When I started out as a blogger, my friend and fellow teller, Pauline Cordiner already had a blog called 'A Scottish Storyteller', so I had to be the 'other' one! My blog began as a place to tell folktales, but now it's just where I yap about things.
But I've decided that Folklore - my research area - is equally important, and now has a blog too! It specifically contains items of folklore other than stories, like material cutlure, superstitions, foodlore etc. You can find it at StudentFolk.

Here's me dressed as a Victorian fisher girl when I was telling at the Retreat in Glenesk, summer 2005, the former Angus Folk Museum.
My First Blog Story!!
This is the first story that appears on the storytelling blog I have at Blogger.com, and also the story of how I realised I was definitely a storyteller!
A Tale of Pies!!
You know you're a storyteller when...
…you walk into the local bakers and start telling the girl behind the counter why there are holes in Scotch Pies!!
Yes, that was it, I knew I had been well and truly bitten by the bug, which is why, in response to my fellow Scottish Storyteller (link in sidebar), I have decided to do my own storyteller's blog.
The story goes that in the days of the Industrial Revolution when folk all worked in factories and lived their lives to the dictates of the factory hooter, some enterprising purveyors of pastries got into the "fast food" market, about two centuries before Ronald MacDonald was ever seen on our shores.
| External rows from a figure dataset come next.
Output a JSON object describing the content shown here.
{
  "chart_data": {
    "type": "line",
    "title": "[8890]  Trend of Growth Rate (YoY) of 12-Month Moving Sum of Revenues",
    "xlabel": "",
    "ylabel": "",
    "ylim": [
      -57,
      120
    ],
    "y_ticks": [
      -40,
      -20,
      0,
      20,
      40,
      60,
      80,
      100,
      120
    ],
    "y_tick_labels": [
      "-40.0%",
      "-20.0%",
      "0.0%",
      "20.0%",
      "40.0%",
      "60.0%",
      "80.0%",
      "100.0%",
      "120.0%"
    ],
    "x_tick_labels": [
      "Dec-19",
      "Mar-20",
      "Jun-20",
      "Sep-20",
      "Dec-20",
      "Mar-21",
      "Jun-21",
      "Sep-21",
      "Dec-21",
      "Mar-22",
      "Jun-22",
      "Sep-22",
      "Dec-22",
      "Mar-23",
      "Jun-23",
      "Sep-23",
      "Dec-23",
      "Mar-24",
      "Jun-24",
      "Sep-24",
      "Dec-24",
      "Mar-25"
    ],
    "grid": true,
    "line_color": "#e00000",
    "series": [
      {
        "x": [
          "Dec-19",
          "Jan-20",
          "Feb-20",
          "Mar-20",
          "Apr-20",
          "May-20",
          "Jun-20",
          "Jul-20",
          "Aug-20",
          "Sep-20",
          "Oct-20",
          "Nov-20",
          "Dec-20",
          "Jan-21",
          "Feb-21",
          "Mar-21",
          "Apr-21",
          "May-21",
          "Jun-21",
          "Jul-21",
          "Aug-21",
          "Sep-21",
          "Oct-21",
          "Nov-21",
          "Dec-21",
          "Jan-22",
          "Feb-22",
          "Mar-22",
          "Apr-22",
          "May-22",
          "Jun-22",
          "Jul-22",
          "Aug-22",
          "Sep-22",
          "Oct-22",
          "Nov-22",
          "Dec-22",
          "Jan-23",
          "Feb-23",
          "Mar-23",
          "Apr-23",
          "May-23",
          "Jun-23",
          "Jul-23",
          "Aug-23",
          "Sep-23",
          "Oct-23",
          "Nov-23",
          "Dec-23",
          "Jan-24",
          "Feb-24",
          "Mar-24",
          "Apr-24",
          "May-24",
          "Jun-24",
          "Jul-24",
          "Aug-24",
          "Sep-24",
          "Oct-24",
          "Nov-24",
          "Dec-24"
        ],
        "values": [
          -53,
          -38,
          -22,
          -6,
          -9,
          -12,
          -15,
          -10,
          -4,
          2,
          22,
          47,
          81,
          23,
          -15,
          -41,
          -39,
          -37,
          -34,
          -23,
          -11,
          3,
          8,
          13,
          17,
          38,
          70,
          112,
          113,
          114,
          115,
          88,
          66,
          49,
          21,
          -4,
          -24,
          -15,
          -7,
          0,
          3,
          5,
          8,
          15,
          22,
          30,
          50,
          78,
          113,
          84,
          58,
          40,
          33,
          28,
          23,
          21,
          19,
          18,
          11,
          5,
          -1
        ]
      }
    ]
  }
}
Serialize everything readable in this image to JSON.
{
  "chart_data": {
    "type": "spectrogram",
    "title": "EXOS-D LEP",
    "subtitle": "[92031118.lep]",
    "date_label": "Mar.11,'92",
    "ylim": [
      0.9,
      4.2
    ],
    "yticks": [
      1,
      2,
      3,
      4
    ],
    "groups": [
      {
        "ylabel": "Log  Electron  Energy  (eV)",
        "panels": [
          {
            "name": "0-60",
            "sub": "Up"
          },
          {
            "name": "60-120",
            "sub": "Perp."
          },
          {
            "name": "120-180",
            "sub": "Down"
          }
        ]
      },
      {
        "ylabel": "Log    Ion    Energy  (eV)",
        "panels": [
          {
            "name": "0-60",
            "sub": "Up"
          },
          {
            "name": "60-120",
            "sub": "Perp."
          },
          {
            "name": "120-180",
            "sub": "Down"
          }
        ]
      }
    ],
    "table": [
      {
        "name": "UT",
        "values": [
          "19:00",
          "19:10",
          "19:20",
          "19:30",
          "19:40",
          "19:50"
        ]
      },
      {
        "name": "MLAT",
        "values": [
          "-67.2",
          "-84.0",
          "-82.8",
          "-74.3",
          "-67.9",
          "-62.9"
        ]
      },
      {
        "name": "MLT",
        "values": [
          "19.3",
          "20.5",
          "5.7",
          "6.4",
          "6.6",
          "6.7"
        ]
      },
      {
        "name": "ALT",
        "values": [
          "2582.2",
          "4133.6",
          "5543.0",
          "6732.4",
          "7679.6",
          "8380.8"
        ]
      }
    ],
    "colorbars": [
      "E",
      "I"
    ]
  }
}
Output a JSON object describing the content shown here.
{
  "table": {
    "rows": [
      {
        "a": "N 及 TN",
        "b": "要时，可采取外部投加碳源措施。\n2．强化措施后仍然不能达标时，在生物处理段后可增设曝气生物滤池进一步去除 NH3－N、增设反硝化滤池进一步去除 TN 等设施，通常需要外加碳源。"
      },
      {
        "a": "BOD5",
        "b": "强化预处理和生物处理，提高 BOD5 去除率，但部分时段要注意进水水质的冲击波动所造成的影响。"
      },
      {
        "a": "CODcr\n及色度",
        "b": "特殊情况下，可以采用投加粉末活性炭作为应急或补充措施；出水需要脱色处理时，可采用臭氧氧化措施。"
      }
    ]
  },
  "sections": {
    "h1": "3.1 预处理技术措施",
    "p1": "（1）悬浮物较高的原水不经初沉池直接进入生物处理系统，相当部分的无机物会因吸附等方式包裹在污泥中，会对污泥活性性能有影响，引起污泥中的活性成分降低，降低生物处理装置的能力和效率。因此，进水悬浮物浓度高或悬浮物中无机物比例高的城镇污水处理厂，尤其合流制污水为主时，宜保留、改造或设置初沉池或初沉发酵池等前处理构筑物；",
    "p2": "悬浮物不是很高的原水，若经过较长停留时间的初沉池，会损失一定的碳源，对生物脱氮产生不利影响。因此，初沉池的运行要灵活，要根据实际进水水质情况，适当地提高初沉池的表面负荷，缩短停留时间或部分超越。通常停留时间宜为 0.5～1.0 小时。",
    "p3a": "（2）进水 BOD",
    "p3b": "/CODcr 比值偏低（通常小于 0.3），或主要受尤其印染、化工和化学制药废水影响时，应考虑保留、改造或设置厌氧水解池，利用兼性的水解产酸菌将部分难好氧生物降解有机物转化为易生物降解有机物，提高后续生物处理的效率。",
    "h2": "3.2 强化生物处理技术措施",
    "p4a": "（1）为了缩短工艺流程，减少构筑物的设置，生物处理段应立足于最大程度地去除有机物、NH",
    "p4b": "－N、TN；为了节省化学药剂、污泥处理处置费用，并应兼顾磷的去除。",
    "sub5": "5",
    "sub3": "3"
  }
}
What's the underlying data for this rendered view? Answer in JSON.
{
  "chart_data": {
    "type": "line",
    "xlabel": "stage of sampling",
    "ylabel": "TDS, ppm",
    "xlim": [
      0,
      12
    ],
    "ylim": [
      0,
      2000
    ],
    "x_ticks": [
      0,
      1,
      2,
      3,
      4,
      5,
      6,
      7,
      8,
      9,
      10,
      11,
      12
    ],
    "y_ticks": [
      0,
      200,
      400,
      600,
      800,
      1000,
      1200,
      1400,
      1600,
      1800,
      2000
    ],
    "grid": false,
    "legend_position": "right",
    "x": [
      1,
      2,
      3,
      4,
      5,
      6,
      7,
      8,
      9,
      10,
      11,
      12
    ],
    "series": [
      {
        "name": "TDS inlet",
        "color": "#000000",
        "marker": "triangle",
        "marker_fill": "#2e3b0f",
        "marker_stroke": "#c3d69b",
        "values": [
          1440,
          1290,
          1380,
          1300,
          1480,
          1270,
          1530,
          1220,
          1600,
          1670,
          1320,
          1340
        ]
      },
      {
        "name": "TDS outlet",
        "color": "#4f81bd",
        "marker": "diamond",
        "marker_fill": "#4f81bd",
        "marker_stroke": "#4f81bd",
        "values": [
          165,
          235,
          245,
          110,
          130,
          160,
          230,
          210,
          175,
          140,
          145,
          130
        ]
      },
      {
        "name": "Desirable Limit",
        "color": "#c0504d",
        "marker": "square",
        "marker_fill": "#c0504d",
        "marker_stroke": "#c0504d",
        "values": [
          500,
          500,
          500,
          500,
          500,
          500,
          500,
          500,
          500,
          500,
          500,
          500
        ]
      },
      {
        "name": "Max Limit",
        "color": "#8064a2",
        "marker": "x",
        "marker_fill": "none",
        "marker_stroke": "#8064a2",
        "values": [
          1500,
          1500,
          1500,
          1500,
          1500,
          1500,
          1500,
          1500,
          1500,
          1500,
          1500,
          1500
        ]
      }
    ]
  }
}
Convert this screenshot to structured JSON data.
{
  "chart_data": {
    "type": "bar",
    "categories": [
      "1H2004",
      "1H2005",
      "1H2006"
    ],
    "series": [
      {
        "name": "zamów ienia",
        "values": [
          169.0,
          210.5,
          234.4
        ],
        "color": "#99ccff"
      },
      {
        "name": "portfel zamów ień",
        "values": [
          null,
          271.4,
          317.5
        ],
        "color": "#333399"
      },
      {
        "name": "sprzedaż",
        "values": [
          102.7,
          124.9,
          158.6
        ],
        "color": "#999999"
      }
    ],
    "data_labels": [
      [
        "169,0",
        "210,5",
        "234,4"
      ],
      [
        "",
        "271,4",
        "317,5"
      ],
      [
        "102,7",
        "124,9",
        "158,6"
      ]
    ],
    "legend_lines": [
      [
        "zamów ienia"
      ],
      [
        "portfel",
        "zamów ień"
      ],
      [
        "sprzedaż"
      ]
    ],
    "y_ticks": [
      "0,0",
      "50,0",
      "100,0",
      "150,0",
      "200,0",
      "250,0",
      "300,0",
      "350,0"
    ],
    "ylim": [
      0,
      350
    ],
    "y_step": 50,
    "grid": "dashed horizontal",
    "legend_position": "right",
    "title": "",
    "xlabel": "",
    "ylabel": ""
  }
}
The "Scotch Pie" was one of these "fast food" items. Pie sellers would take their wee trolleys or whatever, usually a stove on wheels, and wait until lunchtime for the workers to come out. As they didn't have time to go home and cook, it was ideal, and they could also give their bairns pocket money for a lunchtime pie.
The pie was made of salty, soft, lardy dough and filled with mince or chopped steak, or kidneys or whatever the baker had from the butcher. The pie was filled 3/4 the way up, and the pastry lid with a hole put on the top and baked. Then, the pie seller could fill it up with hot gravy via the hole depending on their customers' needs!
And I told this to the girl in baker cos I asked for a Scotch pie and she said "Nae mony folk ask for a "scotch" pie, they usually say mince." I proceeded to say, "Div ye ken why there's a hole in the lid?" She was delighted, and said her mother was a cook and would be interested to hear the tale.
My source was a wee book from the National Museum of Scotland in Edinburgh. They have loads of different themes, and this one was on food.